Umm Mohammed Abu Sada uses her headscarf to block the stench of bodies, some of which have been lying outside for days.
"The smell of bodies knocks people down. It is horrible to see human bodies thrown onto the streets like that," she said. "The missiles are hitting everyone. There is nowhere for us to seek shelter."
Corpses of Palestinians have overwhelmed morgues at Rafah's hospitals, and some relatives have been left with no option but to keep their loved ones in commercial refrigerators. At the city's Kuwaiti hospital on Monday, ambulances negotiated their way through crowds of medical staff and families, delivering bodies to be laid out on the gravel outside the building.
Many of the dead have no one to bury them except distant relatives, as Israeli airstrikes on Rafah have killed multiple family members.
On Saturday four members of Mohammed Ayyad Abu Taha's family were killed when Israel struck their home, including two children and one woman, and on Sunday an Israeli airstrike on a home in Rafah killed eight members of the Ghoul family, including two women and three children (ages 1 month, 3 years and 13 years), according to U.N. figures.
Relatives crowded around the bodies at the Kuwaiti hospital, stroking the blood-stained faces of 6-year-old Malak and 13-year-old Ismail. Doctors had no space in the morgue for the family, so those small enough to fit were placed in ice cream freezers.
Ibrahim Abu Moammar of the National Society for Democracy and Law in Rafah said that not allowing Palestinians to bury their dead was a form of humiliation. "Keeping the bodies in ice cream and vegetable refrigerators is a violation of the most basic human rights," he said.
So far, at least 1,860 Palestinians have been killed and more than 9,400 others injured in an Israeli military operation that began a month ago. Sixty-three Israeli soldiers have also died, along with two Israeli civilians and a Thai worker.

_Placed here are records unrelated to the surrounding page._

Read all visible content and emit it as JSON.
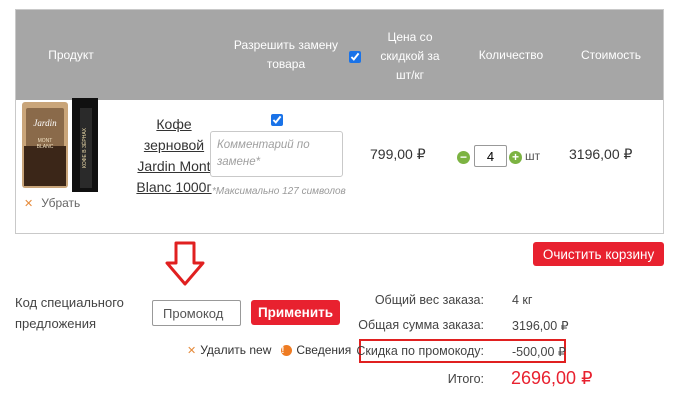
{
  "header": {
    "product": "Продукт",
    "replace_line1": "Разрешить замену",
    "replace_line2": "товара",
    "price_line1": "Цена со",
    "price_line2": "скидкой за",
    "price_line3": "шт/кг",
    "quantity": "Количество",
    "cost": "Стоимость"
  },
  "item": {
    "name_line1": "Кофе",
    "name_line2": "зерновой",
    "name_line3": "Jardin Mont",
    "name_line4": "Blanc 1000г",
    "remove_label": "Убрать",
    "comment_placeholder": "Комментарий по замене*",
    "max_note": "*Максимально 127 символов",
    "price": "799,00 ₽",
    "quantity": "4",
    "unit": "шт",
    "cost": "3196,00 ₽",
    "replace_allowed": true,
    "package_brand": "Jardin",
    "package_name_1": "MONT",
    "package_name_2": "BLANC",
    "package_side_text": "КОФЕ В ЗЁРНАХ"
  },
  "clear_cart_label": "Очистить корзину",
  "promo": {
    "label_line1": "Код специального",
    "label_line2": "предложения",
    "placeholder": "Промокод",
    "apply_label": "Применить",
    "delete_label": "Удалить new",
    "info_label": "Сведения"
  },
  "summary": {
    "weight_label": "Общий вес заказа:",
    "weight_value": "4 кг",
    "sum_label": "Общая сумма заказа:",
    "sum_value": "3196,00 ₽",
    "discount_label": "Скидка по промокоду:",
    "discount_value": "-500,00 ₽",
    "total_label": "Итого:",
    "total_value": "2696,00 ₽"
  },
  "colors": {
    "accent_red": "#e8212f",
    "header_gray": "#a6a6a6",
    "qty_green": "#7cb342",
    "info_orange": "#ee7b22"
  }
}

Abu Moammar said that at least 300 people in Rafah have been killed in recent Israeli bombings. Prior to Tuesday’s 72-hour cease-fire, the city had been excluded from “humanitarian windows” to provide relief for besieged families and allow them to bury the dead.
Palestinian officials in Gaza say they are struggling with the dozens of bodies that cannot be identified either because of the nature of their wounds or because there are no family members left to do so. And the persisting Egyptian-Israeli siege of Gaza has made proper burials almost impossible.
"Usually in such situations, we build 500 graves, but since cement is not allowed into Gaza, we are unable to build graves," said Hassan al-Saifi, deputy minister of Gaza's Waqf Ministry, in charge of religions affairs.
The ministry said it is putting bodies into a temporary mass grave. But the task of holding funerals has become precarious because of Israel's shelling of the Rafah cemetery. "Where else can we bury our relatives when Israel is bombing the cemeteries?" asked Abu Mohammed Abusuliman, a resident of Rafah, as he wept over the deaths of seven family members.
"This fierce aggression on Rafah has no justification, especially now that the tunnels [in Rafah leading to Egypt] have been shut completely and no one is able to access the tunnel area for many months," said Maher Tabaa, a Gaza City–based economist who specializes in Gaza's commercial crossings and the tunnel economy.
Those who survive in Rafah are deprived of vital infrastructure. Engineers have not been allowed to get in and fix damage to water and electricity lines, and phone networks and the Internet have been cut off, leaving the city's 180,000 residents isolated from the outside world.
At Rafah's Kuwaiti hospital, Umm Mohammed walked toward the garage where bodies were being laid out, complaining about the U.N.'s inability to end the Israeli occupation. "Our faith and trust is in God's hands," she said.